Unit 1 Part A: Extend Your Own Arts Practice #1

This past Thursday, I was introduced to the Gold Arts Award as a part of the Future Producers Plus. Not only is the Award a great qualification, but the process of acquiring the Award is, in itself, a brilliant scheme to increase one’s knowledge, skills and awareness of the creative arts in a wide variety of means.

Part of the Unit 1 exercise for the Award requires developing new arts skills through the use of one’s existing artistic experience as well as exploring another art form to produce a new, original piece of work. Choosing my primary art form was somewhat difficult as I’m the sort of person with the curiousity and interest in numerous artistic fields. My real difficulty lay in deciding between writing and acting, as such mediums are my particular favourites as well as the mediums I have the most extensive experience in; after all, I chose to study English Literature at university, which is a subject that feeds both my love of literary and dramatic artistry. After much thoughtful consideration, however, I decided to follow my love of drama and chose acting as my primary art form. Indeed, it was my years of experience of acting on the stage that inspired me to follow a career in the creative arts and take up a degree in English Literature; I have always felt drama and literature to be inextricably linked, for so much of the films and theatre we watch is inspired by literature, and vice versa.

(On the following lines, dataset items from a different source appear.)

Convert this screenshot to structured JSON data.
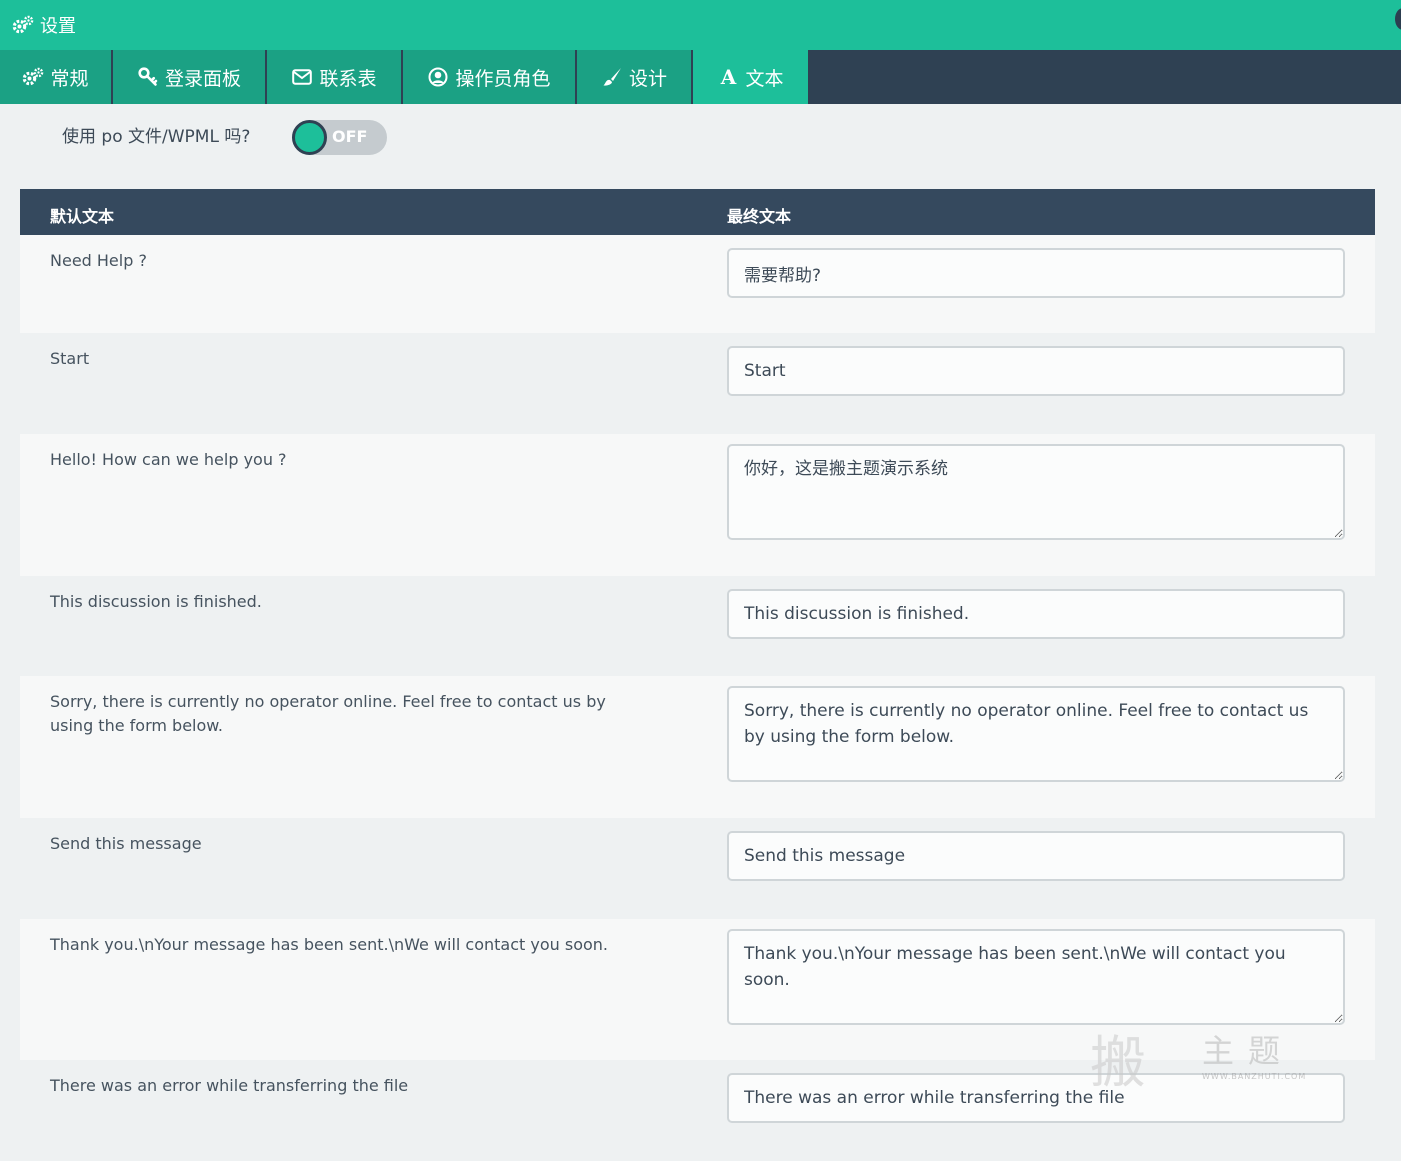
{
  "header": {
    "title": "设置",
    "icon": "gears-icon"
  },
  "tabs": [
    {
      "label": "常规",
      "icon": "gears-icon"
    },
    {
      "label": "登录面板",
      "icon": "key-icon"
    },
    {
      "label": "联系表",
      "icon": "envelope-icon"
    },
    {
      "label": "操作员角色",
      "icon": "user-circle-icon"
    },
    {
      "label": "设计",
      "icon": "paintbrush-icon"
    },
    {
      "label": "文本",
      "icon": "font-icon",
      "glyph": "A",
      "active": true
    }
  ],
  "po_setting": {
    "label": "使用 po 文件/WPML 吗?",
    "toggle_text": "OFF",
    "toggle_state": "off"
  },
  "table": {
    "headers": {
      "default": "默认文本",
      "final": "最终文本"
    },
    "rows": [
      {
        "default": "Need Help ?",
        "final": "需要帮助?"
      },
      {
        "default": "Start",
        "final": "Start"
      },
      {
        "default": "Hello! How can we help you ?",
        "final": "你好，这是搬主题演示系统"
      },
      {
        "default": "This discussion is finished.",
        "final": "This discussion is finished."
      },
      {
        "default": "Sorry, there is currently no operator online. Feel free to contact us by using the form below.",
        "final": "Sorry, there is currently no operator online. Feel free to contact us by using the form below."
      },
      {
        "default": "Send this message",
        "final": "Send this message"
      },
      {
        "default": "Thank you.\\nYour message has been sent.\\nWe will contact you soon.",
        "final": "Thank you.\\nYour message has been sent.\\nWe will contact you soon."
      },
      {
        "default": "There was an error while transferring the file",
        "final": "There was an error while transferring the file"
      }
    ]
  },
  "watermark": {
    "big": "搬",
    "text": "主题",
    "url": "WWW.BANZHUTI.COM"
  },
  "colors": {
    "accent": "#1dbf9a",
    "tab_bg": "#1ba184",
    "dark": "#2f4153",
    "header_row": "#35495e"
  }
}
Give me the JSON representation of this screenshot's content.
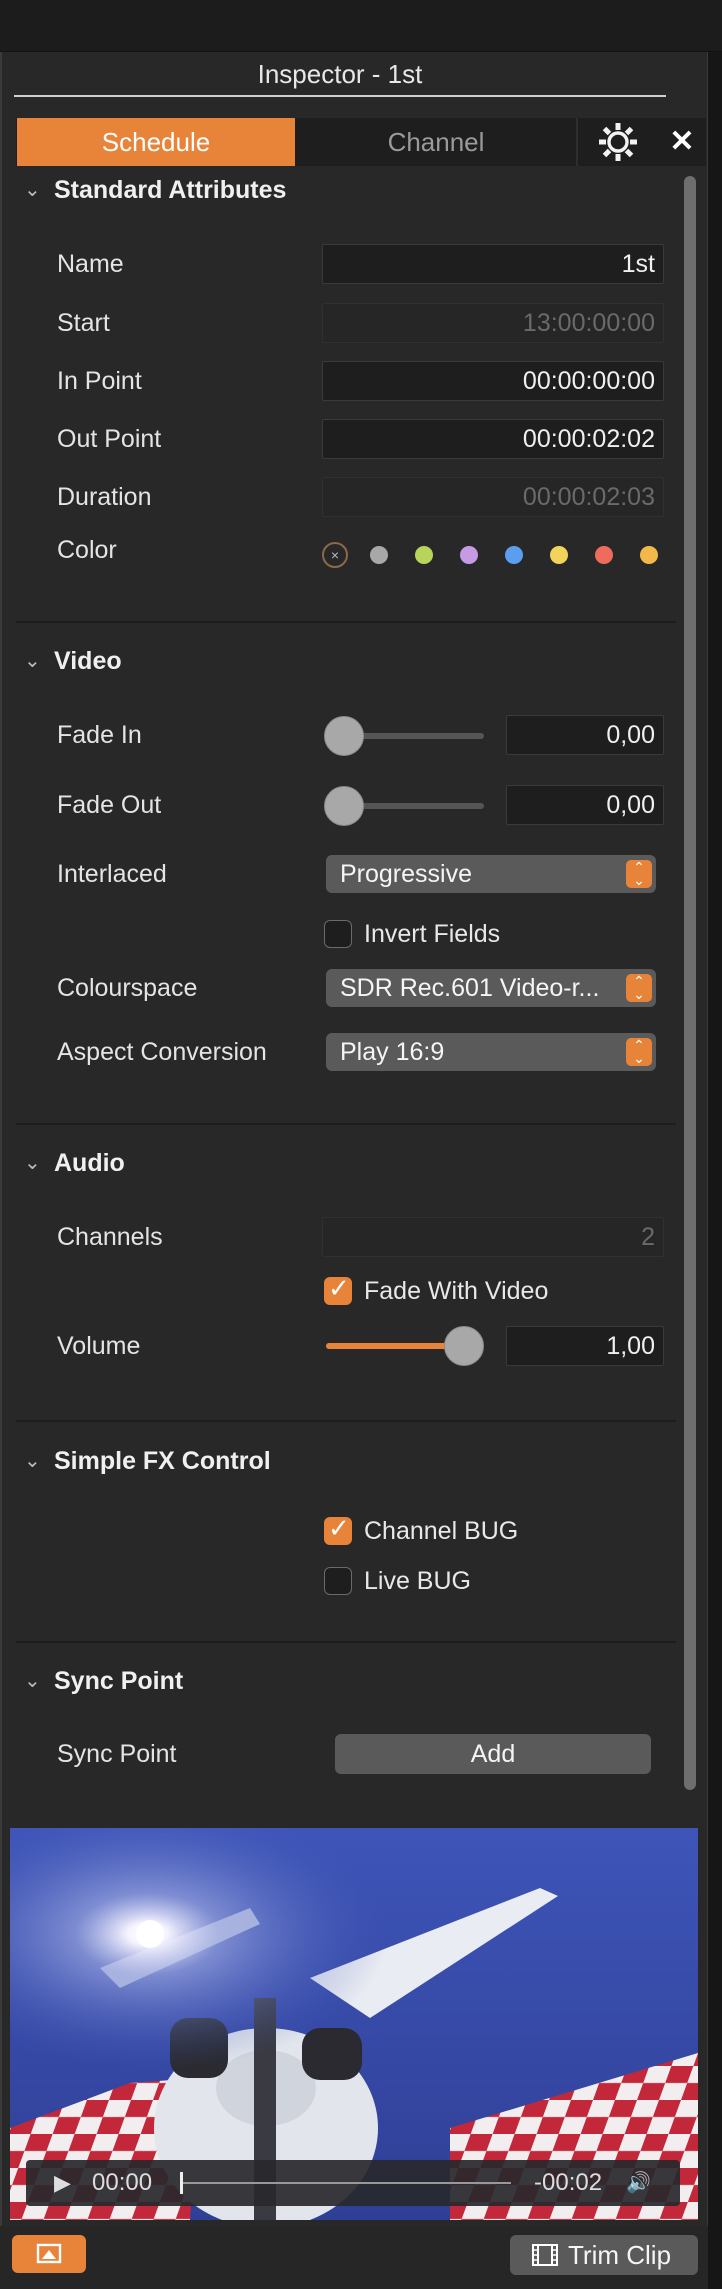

As well as having performed in numerous amateur plays, such as Arhur Miller’s The Crucible and Shakespeare’s The Winter’s Tale, I also possess a GCSE in Drama (A), an A-Level in Theatre Studies (A*) and a Grade 8 in LAMDA Drama: Duologue Acting (passed with Distinction), academically demonstrating my passion and extensive experience in acting.

The secondary art form I want to explore more is one I am really passionate and excited about; film-making. I am, and always have been, a dedicated cinephile, which has complimented my love of story-telling through both performance and the written word. In recent years, I have become increasingly interested in the process of making films, and it is a field I am particularly keen to follow a career in; indeed, I am going to be studying a module on Screenwriting this coming year because of my fascination with the process of film-making. I already have some minor experience in making short, amateur films such as spoofs of television shows and films, but I’m really looking forward to learning more about the technicalities of film from Luke such as in using more professional-grade cameras.

I feel that both the art forms of acting and of film-making compliment one another really well. My intention for delving more into the art form of film-making is in order to view the creative process of producing a visual narrative from the production’s genesis. Having been an actor for many years, I have been able to engage in creative productions from the point whereby a plot has already been decided upon and nuanced. As a film-maker, I want to develop a narrative from scratch, while also bearing in mind how the narrative will be performed via the art form of acting. I also wish to explore the difference and similarities between performing on a stage and performing to a camera, and how a narrative can be translated to an audience via recorded images; how the flow of edited scenes influences the flow of the narrative.

To utilize both these art forms, I hope to create a promotional video/trailer for the Cinekids events at the Watershed in response to our brief for this section of the Gold Arts Award. It will be great to help enthuse young children about cinema and film, as I was when I was little. Well, littler.